Я положила трубку и упала в кресло. Целый день я пролежала в нем, тупо глядя в окно или в телевизор, и иногда дремала. Я почти не ела – аппетита не было. Вечером я вдруг поняла, что уже несколько дней не звонила сестре. Я гадала, знают ли они что-нибудь об Оле и о том, что девочка опять лишилась дома. С другой стороны, выслушивать Магдины упреки мне сейчас совсем не хотелось.
– Позвоню ей завтра, честное слово! – сказала я собаке. Мушка посмотрела на меня своими умными глазами. Целый день ходила за мной, как привязанная. Утром я накормила псинку и отвела ее к Басе.
– Я в Торунь поеду, посижу там немного с Олей. Вернусь поздно.
– Может, я с тобой? – спросила Бася с тревогой в голосе.
– Пока не надо, но может случиться так, что я сама не справлюсь, – вот тогда и попрошу вашей помощи.
– Сколько это еще будет длиться?
– Понятия не имею, – сказала я устало и поехала.
Глава 33
В этот раз приют произвел на меня еще худшее впечатление, чем несколько месяцев назад. Оля была очень рада меня видеть. Марцинковска позволила пойти к ней в комнату. Малышка показала мне свою кроватку: она была слишком маленькая, как для двухлетнего ребенка, ободранная, а в бортиках не хватало перекладин. Рядом стояло еще пять похожих кроваток. В комнатке было так тесно, что взрослый человек протискивался с трудом. Все детские вещи лежали в сумках и пакетах под кроватями или на подоконниках. Кроме кроватей и столика с двумя стульями, в комнате больше ничего не было. Хотя больше здесь ничего и не поместилось бы.

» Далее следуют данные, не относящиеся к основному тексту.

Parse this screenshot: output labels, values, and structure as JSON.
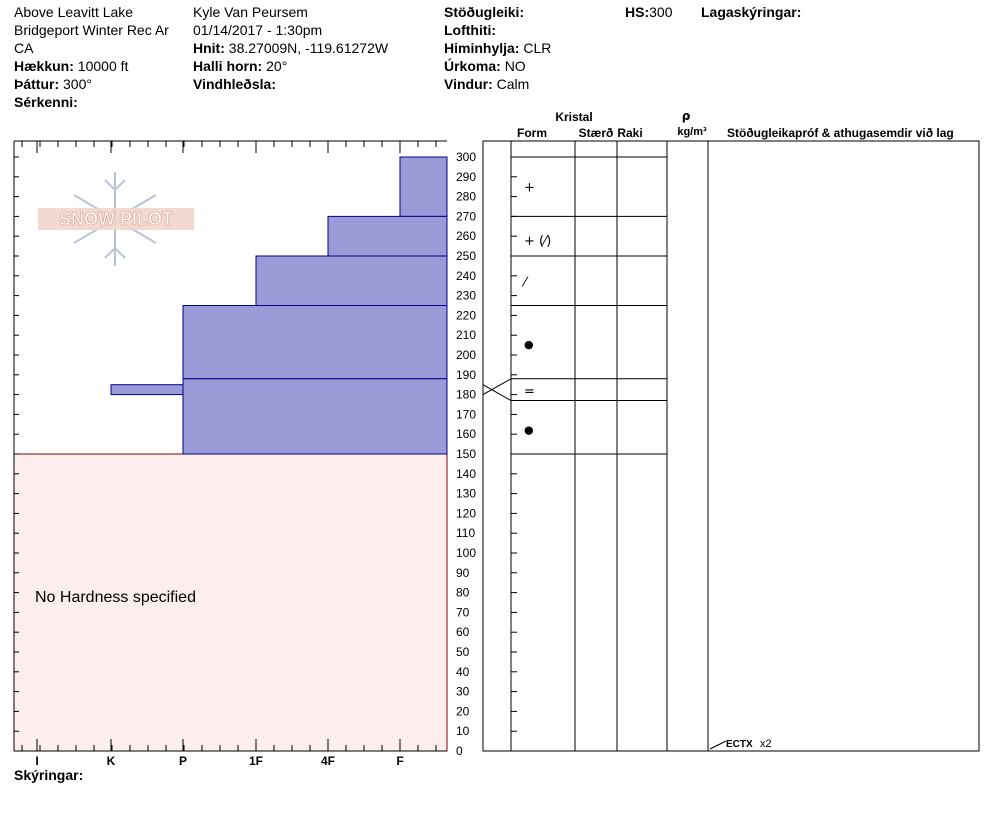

– Пани доктор, мы имеем право пускать посетителей только по решению суда. Пожалуйста, как можно быстрее получите разрешение на посещение Оли. А то у нас могут появиться проблемы, – сказала Марцинковска, когда я пришла к ней в кабинет на кофе.
– Хорошо, прямо завтра этим и займусь, – пообещала я и на мгновение умолкла. Кофе был вкусный, крепкий, по-турецки, с гущей. Очень сладкий – так как я любила. – Вы должны знать, что я даже не представляю себе, как оформить опеку над Олей. Я все время провела с ней в больнице, а сейчас буду приезжать сюда. У меня нет на это времени. Я наняла адвоката, но не знаю, справится ли он с этим делом.
– Мы тут много адвокатов видели. Знаете, у них никогда не будет такой мотивации, как у родных или близких. Я еще не встречалась с адвокатом, который бы по-настоящему переживал за детей.
– Вы о них не самого высокого мнения, – отметила я с улыбкой. – Но я понимаю, о чем вы.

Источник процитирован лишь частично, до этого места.